L’exigence, c’est fondamental. J’aime donner le maximum et je me rends compte que plus je travaille, plus j’apprends de ce labeur. Niels Arestrup (ndlr, son partenaire dans la série Baron Noir) est en recherche permanente. Et pour moi, c’est ça l’essentiel au cinéma, comme au théâtre. Il y a d’un côté la raison, qui me procure la technique et la précision. Et de l’autre, la passion, celle qui me donne les émotions… la plus belle drogue du monde. J’ai des potes qui ne sont pas du tout cinéphiles et qui se souviennent parfois d’une phrase dans un film ou une pièce où j’ai joué. Là, c’est fantastique, je sais que j’ai traversé quelque chose. J’ai pris le temps. J’ai vécu le moment. J’étais dans de « vraies pensées ». Comme quand on est enfant et que l’on est tout à ce que l’on fait. L’art dramatique me permet de me poser ces questions-là. Je reproduis des instants. Ici et Maintenant…

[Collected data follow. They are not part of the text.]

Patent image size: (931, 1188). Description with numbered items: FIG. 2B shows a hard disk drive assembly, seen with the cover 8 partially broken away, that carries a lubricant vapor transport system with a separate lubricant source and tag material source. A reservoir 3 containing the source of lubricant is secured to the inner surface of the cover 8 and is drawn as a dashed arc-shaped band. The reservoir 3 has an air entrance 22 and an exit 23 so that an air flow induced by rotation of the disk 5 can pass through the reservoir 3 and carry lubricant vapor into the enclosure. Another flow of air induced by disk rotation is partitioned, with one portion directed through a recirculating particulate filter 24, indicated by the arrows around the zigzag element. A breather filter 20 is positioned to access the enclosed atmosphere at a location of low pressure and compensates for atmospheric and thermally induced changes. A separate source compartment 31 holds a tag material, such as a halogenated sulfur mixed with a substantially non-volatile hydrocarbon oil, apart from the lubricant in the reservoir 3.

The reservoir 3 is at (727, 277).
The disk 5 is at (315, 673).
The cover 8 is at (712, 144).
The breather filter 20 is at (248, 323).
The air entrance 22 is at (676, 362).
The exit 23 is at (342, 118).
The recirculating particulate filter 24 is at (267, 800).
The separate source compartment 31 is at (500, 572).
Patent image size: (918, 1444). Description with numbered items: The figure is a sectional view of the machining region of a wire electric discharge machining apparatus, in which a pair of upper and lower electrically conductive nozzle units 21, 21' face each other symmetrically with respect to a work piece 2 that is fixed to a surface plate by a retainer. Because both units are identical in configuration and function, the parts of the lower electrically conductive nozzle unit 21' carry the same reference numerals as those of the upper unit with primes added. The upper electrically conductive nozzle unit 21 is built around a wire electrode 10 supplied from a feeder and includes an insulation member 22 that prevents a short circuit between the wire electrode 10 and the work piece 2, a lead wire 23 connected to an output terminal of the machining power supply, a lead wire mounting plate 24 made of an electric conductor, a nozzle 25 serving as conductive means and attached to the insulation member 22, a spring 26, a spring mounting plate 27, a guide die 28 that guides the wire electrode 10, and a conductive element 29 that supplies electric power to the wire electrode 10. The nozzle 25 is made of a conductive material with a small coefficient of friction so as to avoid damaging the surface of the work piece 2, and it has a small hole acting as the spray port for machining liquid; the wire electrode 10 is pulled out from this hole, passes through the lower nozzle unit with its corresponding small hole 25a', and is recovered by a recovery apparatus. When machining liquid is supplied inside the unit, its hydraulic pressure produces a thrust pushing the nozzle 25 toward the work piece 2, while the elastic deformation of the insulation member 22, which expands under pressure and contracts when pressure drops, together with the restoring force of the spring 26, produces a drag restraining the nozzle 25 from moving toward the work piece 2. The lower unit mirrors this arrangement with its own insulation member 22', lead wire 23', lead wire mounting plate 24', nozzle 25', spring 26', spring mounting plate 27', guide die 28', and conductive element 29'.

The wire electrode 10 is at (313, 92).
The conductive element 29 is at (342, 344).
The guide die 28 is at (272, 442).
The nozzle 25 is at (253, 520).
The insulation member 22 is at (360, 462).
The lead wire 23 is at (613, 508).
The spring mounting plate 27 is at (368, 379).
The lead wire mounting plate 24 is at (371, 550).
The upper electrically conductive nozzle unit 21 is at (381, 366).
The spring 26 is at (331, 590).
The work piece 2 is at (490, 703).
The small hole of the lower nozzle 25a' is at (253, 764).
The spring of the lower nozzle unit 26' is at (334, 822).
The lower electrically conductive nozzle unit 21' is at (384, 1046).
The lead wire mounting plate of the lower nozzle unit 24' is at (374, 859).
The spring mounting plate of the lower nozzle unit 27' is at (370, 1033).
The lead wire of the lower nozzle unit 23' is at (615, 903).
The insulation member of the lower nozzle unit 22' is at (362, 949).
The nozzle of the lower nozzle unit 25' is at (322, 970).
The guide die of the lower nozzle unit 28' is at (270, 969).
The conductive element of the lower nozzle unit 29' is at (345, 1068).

Vous avez toujours voulu faire du cinéma ?
Oui, petit j’étais fasciné par le cinéma. Je connaissais des répliques de films par cœur. Le 7e art regroupe beaucoup de domaines artistiques variés, qui nous permettent de vivre plein de vies : la littérature, la musique… C’est dans sa globalité que ça me plaît depuis toujours. D’abord, il y a les acteurs, certes, mais il y a aussi l’équipe, la production, plusieurs corps de métiers parallèles au sein de notre monde. C’est passionnant et ça assouvit ma curiosité. En participant aux Jeunes Talents de Cannes, en 2010, je me suis dit que si je pouvais arriver à vivre de mon métier d’acteur, alors ce serait déjà formidable. Et puis il y a eu la série Gossip Girl, aux États-Unis. Ce que j’aime, c’est le chemin. J’ai de la chance d’avoir eu de vrais bons guides. Des  rencontres avec des réalisateurs ou des directeurs artistiques ont constitué des tournants importants pour moi : Paul-Émile Fourny, Daniel O’Hara, Xavier Durringer… Ils m’ont apporté liberté et confiance en moi.

Cette confiance, vient-elle aussi de votre famille, du milieu où vous avez grandi ?
Je suis le plus jeune de quatre frères et sœurs et nous formons une famille très soudée. La force que je peux avoir, je l’ai apprise d’eux. Ils m’ont ouvert la voie. Même si, ni mes parents, ni mes frères et sœurs ne sont dans des domaines artistiques, j’ai toujours su que je devais faire ce métier… Et chercher sans cesse les aventures. Un peu comme quand j’étais à l’école. J’avais des facilités, mais je vivais dans l’instant présent et je faisais des conneries, du style, monter sur le toit de l’internat pour y lancer des feux d’artifices. Souvent, pour épater une fille…

Justement, vous feriez quoi pour épater une fille ?
J’essaierai de faire du cinéma (son sourire illumine son visage, ses yeux se plissent de malice). Tout ! Je construirai une maison, je ferai un rallye dans le Grand Nord. Je ne me mettrai pas de limites. Mais finalement, je sais que si je suis vraiment amoureux, alors, il n’y a pas à chercher à épater. Sinon, c’est déjà raté.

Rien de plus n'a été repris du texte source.